Bloggers Note:
The entry below was written to initiate our community-vested garden project at the City of Delray Beach, FL Park and Recreation site called Veterans Park. Delray Beach is referred to as the "village by the sea". For those interested in creating community gardens, we found clearly outlining the part people can play vital to moving our project forward. The second article then outlined the distinction, as I see it, between healing spaces and therapy gardens.
"Listen to the garden" Zeami Motokiyo, noh playwrite (1364-1443)

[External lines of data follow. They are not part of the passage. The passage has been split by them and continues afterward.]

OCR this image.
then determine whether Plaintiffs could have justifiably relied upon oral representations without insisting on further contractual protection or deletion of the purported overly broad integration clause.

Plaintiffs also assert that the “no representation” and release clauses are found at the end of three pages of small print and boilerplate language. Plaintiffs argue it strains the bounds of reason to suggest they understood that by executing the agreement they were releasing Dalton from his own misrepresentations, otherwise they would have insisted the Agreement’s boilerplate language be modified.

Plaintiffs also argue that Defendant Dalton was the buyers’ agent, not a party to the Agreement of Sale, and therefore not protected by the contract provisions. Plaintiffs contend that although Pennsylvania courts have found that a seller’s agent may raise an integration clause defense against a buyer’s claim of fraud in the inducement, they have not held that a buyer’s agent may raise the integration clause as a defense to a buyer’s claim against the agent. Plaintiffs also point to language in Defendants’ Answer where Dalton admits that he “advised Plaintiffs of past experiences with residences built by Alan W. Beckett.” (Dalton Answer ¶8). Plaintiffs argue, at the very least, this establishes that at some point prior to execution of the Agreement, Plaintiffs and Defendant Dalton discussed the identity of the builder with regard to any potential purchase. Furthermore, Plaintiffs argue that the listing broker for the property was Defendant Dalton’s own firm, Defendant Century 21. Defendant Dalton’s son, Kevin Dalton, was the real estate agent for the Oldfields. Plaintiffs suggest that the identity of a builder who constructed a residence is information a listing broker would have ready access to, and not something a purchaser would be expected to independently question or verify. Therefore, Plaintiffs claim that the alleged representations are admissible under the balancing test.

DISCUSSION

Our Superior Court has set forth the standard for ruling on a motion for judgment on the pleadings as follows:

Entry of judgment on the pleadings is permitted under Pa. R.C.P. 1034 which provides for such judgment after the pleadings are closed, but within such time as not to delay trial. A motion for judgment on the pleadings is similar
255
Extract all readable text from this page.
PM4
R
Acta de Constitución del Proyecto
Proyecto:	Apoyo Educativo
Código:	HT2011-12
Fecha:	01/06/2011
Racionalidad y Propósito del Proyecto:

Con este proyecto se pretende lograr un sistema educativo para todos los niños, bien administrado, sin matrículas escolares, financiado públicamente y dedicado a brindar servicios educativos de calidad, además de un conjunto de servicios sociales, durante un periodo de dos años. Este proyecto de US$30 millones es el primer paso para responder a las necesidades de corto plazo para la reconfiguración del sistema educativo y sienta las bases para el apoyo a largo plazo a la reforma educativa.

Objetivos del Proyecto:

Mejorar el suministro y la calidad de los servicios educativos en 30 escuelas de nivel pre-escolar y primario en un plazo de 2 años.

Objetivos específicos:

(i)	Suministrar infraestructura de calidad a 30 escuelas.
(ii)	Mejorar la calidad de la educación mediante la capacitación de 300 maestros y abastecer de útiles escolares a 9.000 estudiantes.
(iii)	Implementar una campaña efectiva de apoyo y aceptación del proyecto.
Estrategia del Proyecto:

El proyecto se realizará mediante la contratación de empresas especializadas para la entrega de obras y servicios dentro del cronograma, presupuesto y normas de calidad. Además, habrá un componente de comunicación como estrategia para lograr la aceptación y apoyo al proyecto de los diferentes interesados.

Compassion as a pillar of revitalization is integral in achieving and maintaining a living and growing garden. The challenge is not in setting something in motion as a cornerstone to community; rather, it is in spurring the compassion in each of us to sustain the currency of community. It seems the human condition is often played out in stark contrast: either/or, have/have not. Conflict and fear generated out of a black and white world can allow pessimism to manifest as inertia. Recognizing change is accomplished in small increments; we invite you to review a vision for generating compassion among our "village by the sea" -- one sprout at a time.
We're asking people to choose to be a part of a garden design and a project based on their interests and aptitude. The types of garden projects falls across a spectrum of talents and preference. The main purpose of the therapeutic garden project is to encourage the kind of compassion and understanding for nature and for people with dissimilar backgrounds that only first hand knowledge and immersion in collective action have the potential to achieve. Therefore, to take advantage of the full effects of engagement in this project, "gardeners" would have to spend at least a few hours a week at the plot of land they have in their custody.
To amplify the magnitude of the proposed project, it's recommended gardeners be given basic instruction and opportunities for cultivation of plant life and other aspects of holistic wellness. In this way, gardeners would have the opportunity to experience a real life “growth laboratory” of applied cultivation and budgeting skills that will have long-term positive effects on their future life skills. The additional challenge of future fundraising will help to engender commitment to the project, encourage enduring learning of life skills, while gaining invaluable insight and sensitivity to the interconnectedness of people and ecolology.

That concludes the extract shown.